This notebooks trains a couple of models based on RNNs to train some character models that can predict next characters based on previous ones

In [1]:
import numpy as np

from keras import layers
from keras import models
from keras import optimizers
# from keras import applications
from keras.utils import data_utils
from keras.preprocessing import sequence

Using TensorFlow backend.


In [2]:
path = data_utils.get_file('nietzsche.txt', origin="https://s3.amazonaws.com/text-datasets/nietzsche.txt")
text = open(path).read()

In [3]:
print('corpus length:', len(text))

corpus length: 600893


In [4]:
chars = sorted(list(set(text)))
vocab_size = len(chars) + 1
chars.insert(0, "\0")

In [5]:
''.join(chars[:])

'\x00\n !"\'(),-.0123456789:;=?ABCDEFGHIJKLMNOPQRSTUVWXYZ[]_abcdefghijklmnopqrstuvwxyzÆäæéë'

To train the models we have to encode characters to indices

In [6]:
char2idx = dict((c, i) for i, c in enumerate(chars))
idx2char = dict((i, c) for i, c in enumerate(chars))

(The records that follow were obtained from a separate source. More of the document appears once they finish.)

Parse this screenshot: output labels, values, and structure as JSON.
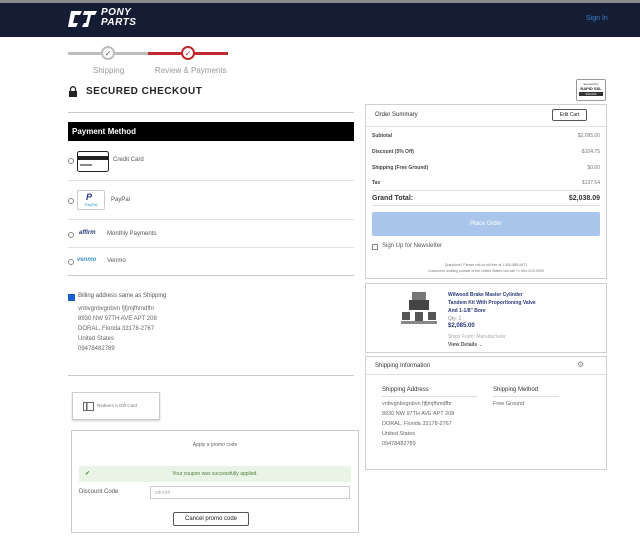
{
  "header": {
    "brand_line1": "PONY",
    "brand_line2": "PARTS",
    "sign_in": "Sign In"
  },
  "steps": [
    {
      "label": "Shipping",
      "state": "done"
    },
    {
      "label": "Review & Payments",
      "state": "active"
    }
  ],
  "colors": {
    "accent": "#c0292f",
    "navy": "#141d33",
    "link": "#3b7fd4",
    "place_order": "#a9c6ea",
    "success_bg": "#e9f3e6"
  },
  "page_title": "SECURED CHECKOUT",
  "badge": {
    "line1": "Secured by",
    "line2": "RAPID SSL",
    "line3": "$10,000"
  },
  "payment": {
    "header": "Payment Method",
    "options": [
      {
        "label": "Credit Card",
        "icon": "credit-card-icon"
      },
      {
        "label": "PayPal",
        "icon": "paypal-icon",
        "icon_text": "PayPal"
      },
      {
        "label": "Monthly Payments",
        "icon": "affirm-icon",
        "icon_text": "affirm"
      },
      {
        "label": "Venmo",
        "icon": "venmo-icon",
        "icon_text": "venmo"
      }
    ],
    "billing_checkbox_label": "Billing address same as Shipping",
    "billing_address": [
      "vnbvgnbvgnbvn fjfjmjfhmdfhr",
      "8930 NW 97TH AVE APT 208",
      "DORAL, Florida 33178-2767",
      "United States",
      "09478482789"
    ]
  },
  "gift_card": {
    "label": "Redeem a Gift Card"
  },
  "promo": {
    "title": "Apply a promo code",
    "success_message": "Your coupon was successfully applied.",
    "discount_label": "Discount Code",
    "discount_value": "sdrs94",
    "cancel_button": "Cancel promo code"
  },
  "order_summary": {
    "title": "Order Summary",
    "edit_cart": "Edit Cart",
    "rows": [
      {
        "label": "Subtotal",
        "value": "$2,095.00"
      },
      {
        "label": "Discount (5% Off)",
        "value": "-$104.75"
      },
      {
        "label": "Shipping (Free Ground)",
        "value": "$0.00"
      },
      {
        "label": "Tax",
        "value": "$137.54"
      }
    ],
    "grand_total_label": "Grand Total:",
    "grand_total_value": "$2,038.09",
    "place_order": "Place Order",
    "newsletter": "Sign Up for Newsletter",
    "help_line1": "Questions? Please call us toll free at 1-800-888-6471",
    "help_line2": "Customers residing outside of the United States can call +1-954-XXX-9250"
  },
  "cart_item": {
    "name_line1": "Wilwood Brake Master Cylinder",
    "name_line2": "Tandem Kit With Proportioning Valve",
    "name_line3": "And 1-1/8\" Bore",
    "qty": "Qty: 1",
    "price": "$2,085.00",
    "ships_from": "Ships From: Manufacturer",
    "view_details": "View Details"
  },
  "shipping_info": {
    "title": "Shipping Information",
    "address_header": "Shipping Address",
    "address_lines": [
      "vnbvgnbvgnbvn fjfjmjfhmdfhr",
      "8930 NW 97TH AVE APT 208",
      "DORAL, Florida 33178-2767",
      "United States",
      "09478482789"
    ],
    "method_header": "Shipping Method",
    "method_value": "Free Ground"
  }
}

Encode the whole text as indices, this is the actual data we use to train

In [7]:
idx = [char2idx[c] for c in text]

In [8]:
idx[:10]

[40, 42, 29, 30, 25, 27, 29, 1, 1, 1]

In [9]:
idx[10:20]

[43, 45, 40, 40, 39, 43, 33, 38, 31, 2]

In [10]:
def ids2text(ids):
    return ''.join(idx2char[i] for i in ids)

In [11]:
ids2text(idx[:80])

'PREFACE\n\n\nSUPPOSING that Truth is a woman--what then? Is there not ground\nfor su'

## LSTM

We are going to use training data based on sentences, each continuos string of length 40 is going to be a row of training data

In [12]:
maxlen = 40
sentences = []
next_chars = []

In [13]:
for i in range(0, len(idx) - maxlen+1):
    sentences.append(idx[i: i + maxlen])
    next_chars.append(idx[i+1: i+maxlen+1])

In [14]:
sentences = np.concatenate([[np.array(o)] for o in sentences[:-2]])
next_chars = np.concatenate([[np.array(o)] for o in next_chars[:-2]])

In [15]:
sentences.shape

(600852, 40)

In [16]:
sentences

array([[40, 42, 29, ..., 68, 66, 54],
       [42, 29, 30, ..., 66, 54, 67],
       [29, 30, 25, ..., 54, 67,  9],
       ..., 
       [73, 62, 54, ..., 74, 65, 67],
       [62, 54, 67, ..., 65, 67, 58],
       [54, 67,  2, ..., 67, 58, 72]])

In [17]:
ids2text(sentences[0]), ids2text(next_chars[0])

('PREFACE\n\n\nSUPPOSING that Truth is a woma',
 'REFACE\n\n\nSUPPOSING that Truth is a woman')

In [18]:
ids2text(sentences[1]), ids2text(next_chars[1])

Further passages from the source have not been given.